Comedy is hard. Or rather, intentional comedy is hard. It’s a delicate, intense, difficult craft. It is a cruel, fickle mistress. Not only do I personally not see the humorous appeal of anyone just shouting “WINNING!” on its own, I find it especially pedestrian when the person saying it first utters it after just coming out of the hospital for physical effects of substance abuse, just lost a $2 million a week job, has an unapologetic admitted history of domestic violence, and it is said without a trace of irony.

Why is that funny? Ok, the laughing AT such a preposterous statement, I do understand. However, that got old for me after about a week. And it is still being largely employed in the totally earnest, not sarcastic, sense. The other catchphrases, I don’t even understand, please feel free to enlighten me in the comments section as to the initial and ongoing appeal of “tigerblood” or “fastball” or whatever it is this week.
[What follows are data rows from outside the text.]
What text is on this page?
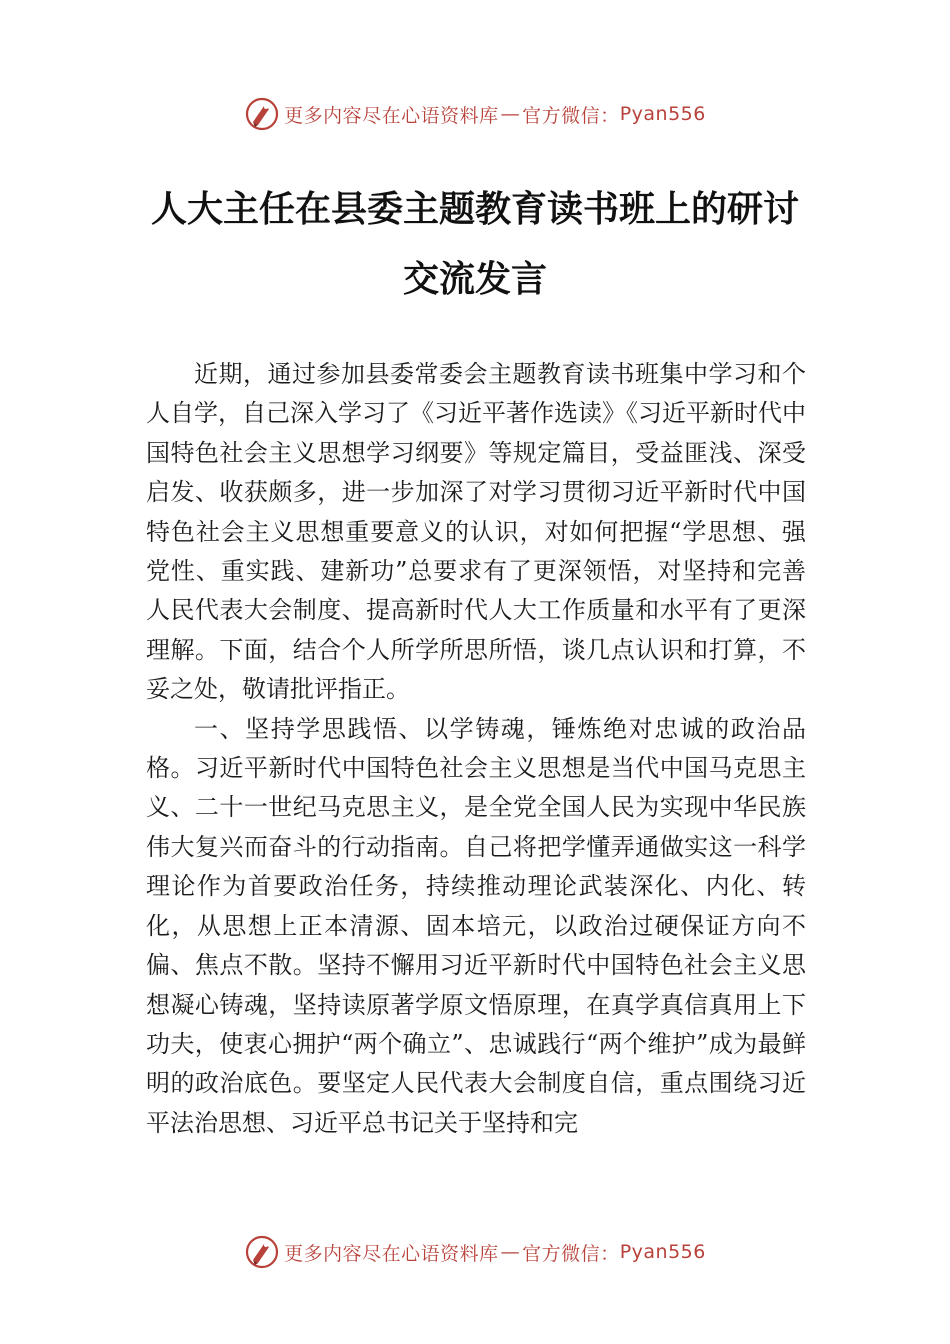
更多内容尽在心语资料库 — 官方微信： Pyan556
人大主任在县委主题教育读书班上的研讨
交流发言

近期，通过参加县委常委会主题教育读书班集中学习和个人自学，自己深入学习了《习近平著作选读》《习近平新时代中国特色社会主义思想学习纲要》等规定篇目，受益匪浅、深受启发、收获颇多，进一步加深了对学习贯彻习近平新时代中国特色社会主义思想重要意义的认识，对如何把握“学思想、强党性、重实践、建新功”总要求有了更深领悟，对坚持和完善人民代表大会制度、提高新时代人大工作质量和水平有了更深理解。下面，结合个人所学所思所悟，谈几点认识和打算，不妥之处，敬请批评指正。

一、坚持学思践悟、以学铸魂，锤炼绝对忠诚的政治品格。习近平新时代中国特色社会主义思想是当代中国马克思主义、二十一世纪马克思主义，是全党全国人民为实现中华民族伟大复兴而奋斗的行动指南。自己将把学懂弄通做实这一科学理论作为首要政治任务，持续推动理论武装深化、内化、转化，从思想上正本清源、固本培元，以政治过硬保证方向不偏、焦点不散。坚持不懈用习近平新时代中国特色社会主义思想凝心铸魂，坚持读原著学原文悟原理，在真学真信真用上下功夫，使衷心拥护“两个确立”、忠诚践行“两个维护”成为最鲜明的政治底色。要坚定人民代表大会制度自信，重点围绕习近平法治思想、习近平总书记关于坚持和完

更多内容尽在心语资料库 — 官方微信： Pyan556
If the main appeal is mockery, or in celebrating a person in the midst of self-destructive behaviors, I don’t understand either of those either. It’s saddening. The world is a negative place so very often, shouldn’t one of the few places you control, like your twitter feed, be a positive place?

Now don’t get me wrong, I adore dark humor. I understand that people have different tastes, but is there really anything funny about this on the man’s actual twitter feed? I guess if you are a comedian looking for material to mock, you have a pretty good excuse to keep mining for material. I guess if you’re the regular joe in your social circle who is quick with thinking up topical one-liners, ok. But for most of us, the humor derived from this situation is still all coming from comedians and commentators outside looking in on this spectacle. We can just as easily get the laughs directly from them and not have to suffer through 60% advertisements and 30% hatebombs to get to the 10% potentially-humorous tweets. And I’m being generous there.

I will also reiterate my belief that now that this endeavor is monetized, the twitter feed alone will yield very little. It’s not economical for him to give away the milk for free. He wants you to buy show tickets and t-shirts and invest your dollars to receive his goods. Which really, are they even that good?

People whose twitter feeds are funnier than Charlie Sheen’s (in my opinion):


In conclusion, I don’t get it. The novelty has worn off, and it seems needlessly depressing and/or spiteful or otherwise negative, in my opinion. If that makes me sound like a stick-in-the-mud, so be it. If your opinions varies, and if you honestly think he’s funny, rock on with your bad self.